Limited options: wind turbines and biomass
Despite the economic complications, those options remain the most practical large-scale household renewable heat equipment. Wind turbines, while attractive on an industrial scale, transition with difficulty to households. ‘After a lot of excitement over roof-mounted wind turbines, the results haven’t been good,’ says Dunham. Restrictions on where wind turbines can be sited – including the quality of the ground and the distance of moving parts from humans and livestock – as well as height and local wind speed requirements (typically 4.5m2) narrow the field for household wind turbines significantly. ‘There are places in the UK where it would work in a domestic setting, but they’re quite limited,’ says Dunham. ‘Something like three per cent of homes might be suitable for micro wind systems.’
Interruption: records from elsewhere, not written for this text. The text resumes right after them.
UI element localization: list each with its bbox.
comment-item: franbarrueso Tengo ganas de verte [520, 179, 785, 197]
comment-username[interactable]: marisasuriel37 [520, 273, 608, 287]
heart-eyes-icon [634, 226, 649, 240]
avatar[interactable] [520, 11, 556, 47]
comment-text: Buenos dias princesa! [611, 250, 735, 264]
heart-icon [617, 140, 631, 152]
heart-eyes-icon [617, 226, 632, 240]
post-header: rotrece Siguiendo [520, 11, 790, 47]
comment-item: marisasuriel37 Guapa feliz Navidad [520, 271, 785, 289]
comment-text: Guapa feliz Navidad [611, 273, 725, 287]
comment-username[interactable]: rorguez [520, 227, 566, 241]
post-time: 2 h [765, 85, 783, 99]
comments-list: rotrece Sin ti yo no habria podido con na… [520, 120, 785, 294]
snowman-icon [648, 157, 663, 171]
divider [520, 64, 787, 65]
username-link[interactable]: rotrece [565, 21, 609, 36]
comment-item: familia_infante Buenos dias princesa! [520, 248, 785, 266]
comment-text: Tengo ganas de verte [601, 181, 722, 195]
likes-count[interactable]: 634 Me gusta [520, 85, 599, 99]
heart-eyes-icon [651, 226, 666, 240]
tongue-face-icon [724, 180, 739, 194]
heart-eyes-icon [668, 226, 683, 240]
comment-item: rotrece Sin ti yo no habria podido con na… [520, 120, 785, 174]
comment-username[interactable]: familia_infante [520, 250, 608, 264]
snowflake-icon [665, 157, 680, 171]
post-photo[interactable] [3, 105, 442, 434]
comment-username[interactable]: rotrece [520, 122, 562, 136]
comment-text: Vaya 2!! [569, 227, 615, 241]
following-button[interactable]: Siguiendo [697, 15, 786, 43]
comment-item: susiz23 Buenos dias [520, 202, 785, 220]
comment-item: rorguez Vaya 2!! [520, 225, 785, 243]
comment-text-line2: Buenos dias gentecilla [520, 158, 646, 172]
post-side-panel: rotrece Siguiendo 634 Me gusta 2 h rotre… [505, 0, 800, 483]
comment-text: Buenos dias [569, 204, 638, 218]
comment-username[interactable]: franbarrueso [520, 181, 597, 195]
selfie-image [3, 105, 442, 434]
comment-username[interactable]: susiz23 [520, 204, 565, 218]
Biomass is effectively any organic matter than can be burned for energy, such wood, waste and alcohol fuels. As with wind turbines, biomass boilers also face geographical restrictions. Concerns over the effects of boiler emissions on air quality, as well as the associated carbon emissions from production and transport, has restricted biomass boiler use to specific regions. ‘There are lots of issues around whether biomass is sustainable that go beyond the air quality issues,’ says Dunham, ‘Is biomass taking up land that was used to grow food so pushing up food prices and causing starvation? Are we cutting down forests to build biomass plantations?’ Dunham did insist, however, that biomass needs to have a role in Britain’s sustainable future, albeit a limited one. ‘It has to be kept,’ he says. ‘But it has to be limited in some manner; it can’t just be a sort of free-for-all.’

Urban vs. rural
No matter what sort of renewable you’re contemplating, it’s clear that urban and rural homeowners face different limitations. Rural homeowners have more independence, and can pursue projects such as a ground source heat pump. Rural homes are more likely have the space needed to fit the 200 metres of coiled loops two metres deep in the ground to siphon ground heat. ‘If you’re in an urban setting where you’re just surrounded by roads, it doesn’t work quite so well,’ says Dunham. Urban areas require a more communal approach. ‘It’s difficult from an individual household point of view to just initiate this on their own,’ says Dunham. ‘You can’t just go and build a heat network and persuade the neighbours to join onto it.’ Creating such a community heat network would also entail exigent costs in upgrading the electricity distribution system to cope with demand, a cost Dunham estimated at around £5,000. ‘The ideal situation is a communal one within an urban setting, but it’s obviously more difficult to initiate.’